Oltre a Na, in “La figlia maschio” ci sono altre due figure femminili: Felicita, moglie di Marino, che è quella che mostra all’interno del romanzo un percorso più netto e visibile di maturazione e cambiamento, e Anna, che non conosciamo direttamente dal proprio racconto, ma indirettamente da quello dei tre personaggi italiani, in particolare Sergio. Il viaggio in Cina è voluto da lei allo scopo apparente di dare un’ultima opportunità al matrimonio con Sergio, destinato a naufragare. Come di lì a poco andrà alla deriva anche quello tra Marino e Felicita.
Donne molto diverse: Na, Felicita e Anna, e se l’ultima rimane in sordina tra le prime due ci sono dei sottili e tenaci fili, che nel corso del romanzo si tendono costringendo le due donne ad avvicinarsi, anche se per fugaci incontri.
Che tipo di donne sono? C’è un disegno complessivo, un’idea di donna, in cui presentando delle femminilità così difformi volevi inquadrarle? C’è nella filigrana della narrazione di “La figlia maschio” uno specchio invisibile in cui queste tre donne si riflettono? e quale immagine rimanda?
Anna mente, protegge la sua storia opponendo un’altra immagine di sé. Forse arriva a crederci anche lei.
Felicita è una donna che comprende tardi il danno che ha contribuito a subire. Al ritorno del viaggio in Cina non può restare nella finzione che si è costruita nel matrimonio bianco e nell’assenza di interessi lavorativi. Reagisce: male, bene, ma cerca soluzioni. L’ottundimento si trasforma nella crudeltà del dirsi anche il minimo errore. Da là riparte verso mete anche piccole, ma finalmente autentiche.
A Na le crisi esistenziali non interessano affatto. Vuole il bene relativo dopo il male assoluto, non ha alcun bisogno di perdonarsi. Agisce con l’istinto dei sopravvissuti, ignora qualsiasi costruzione etica. Eppure quando si incontrano, per poco tempo, non si giudicano con asprezza, anzi provano una certa attrazione.
Non mi sono riferita a un’idea di donna; ho desiderato raccontare identità molteplici, possibilità di cambiamenti, ferite e risorse.
L’identità. “La figlia maschio” sin dal titolo allude alla complessità del tema, intrecciato strettamente a quello della paternità e dilaniato dall’assenza della maternità.
Quanti padri ha Na, eppure non uno che possa dirsi tale.
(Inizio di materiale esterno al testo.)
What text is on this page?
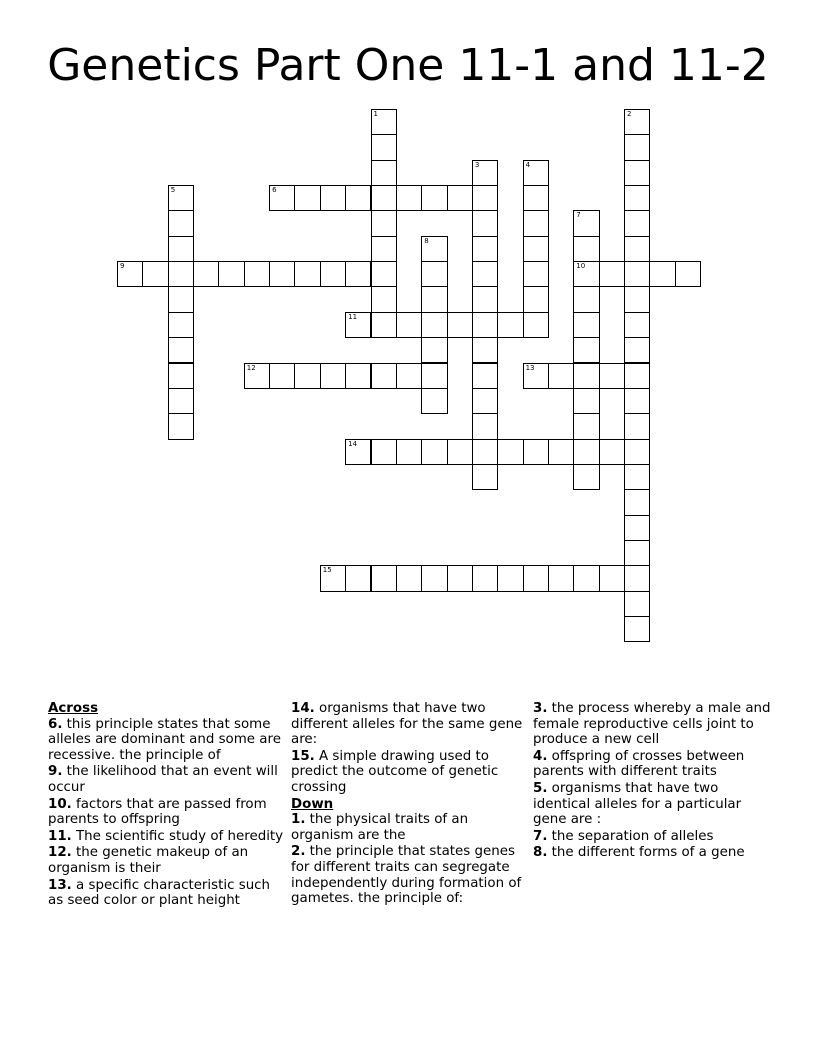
Genetics Part One 11-1 and 11-2
1	2
3	4
5	6
7
10
8
9
11
12	13
14
15
Across
6. this principle states that some alleles are dominant and some are recessive. the principle of
9. the likelihood that an event will occur
10. factors that are passed from parents to offspring
11. The scientific study of heredity
12. the genetic makeup of an organism is their
13. a specific characteristic such as seed color or plant height
14. organisms that have two different alleles for the same gene are:
15. A simple drawing used to predict the outcome of genetic crossing
Down
1. the physical traits of an organism are the
2. the principle that states genes for different traits can segregate independently during formation of gametes. the principle of:
3. the process whereby a male and female reproductive cells joint to produce a new cell
4. offspring of crosses between parents with different traits
5. organisms that have two identical alleles for a particular gene are :
7. the separation of alleles
8. the different forms of a gene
Tutti traditori della sua identità, relegandola in un destino in cui solo la sua forza d’animo e capacità di resistenza faranno in modo che si trasformi in una prigione dorata, da cui evadere grazie alla propria intelligenza e capacità creativa.
Identità e incesto sono i due cardini su cui ruota, attraverso il destino di Na, la tua indagine nei meandri introspettivi dei personaggi? È anche sotteso al tema un’invisibile ma palpabile riflessione su quanto si è pronti a giudicare i mondi degli altri, nelle loro leggi e convenzioni crudeli, dimenticando la crudezza dei propri atteggiamenti travestiti da una generosità piena di spine?
I personaggi del romanzo smantellano la generosità presuntuosa e la offendono. Per questo Marino, Felicita e Na, quando incontrano sprazzi di generosità altra, si sorprendono e provano un certo imbarazzo a raccontarla; ne dicono con pudore. Sanno che è rara.
Il giudizio sugli altri segue la stessa sorte. Nonostante i personaggi siano scabrosi nei giudizi, scorretti, affrontano con autoironia la smentita delle loro convinzioni.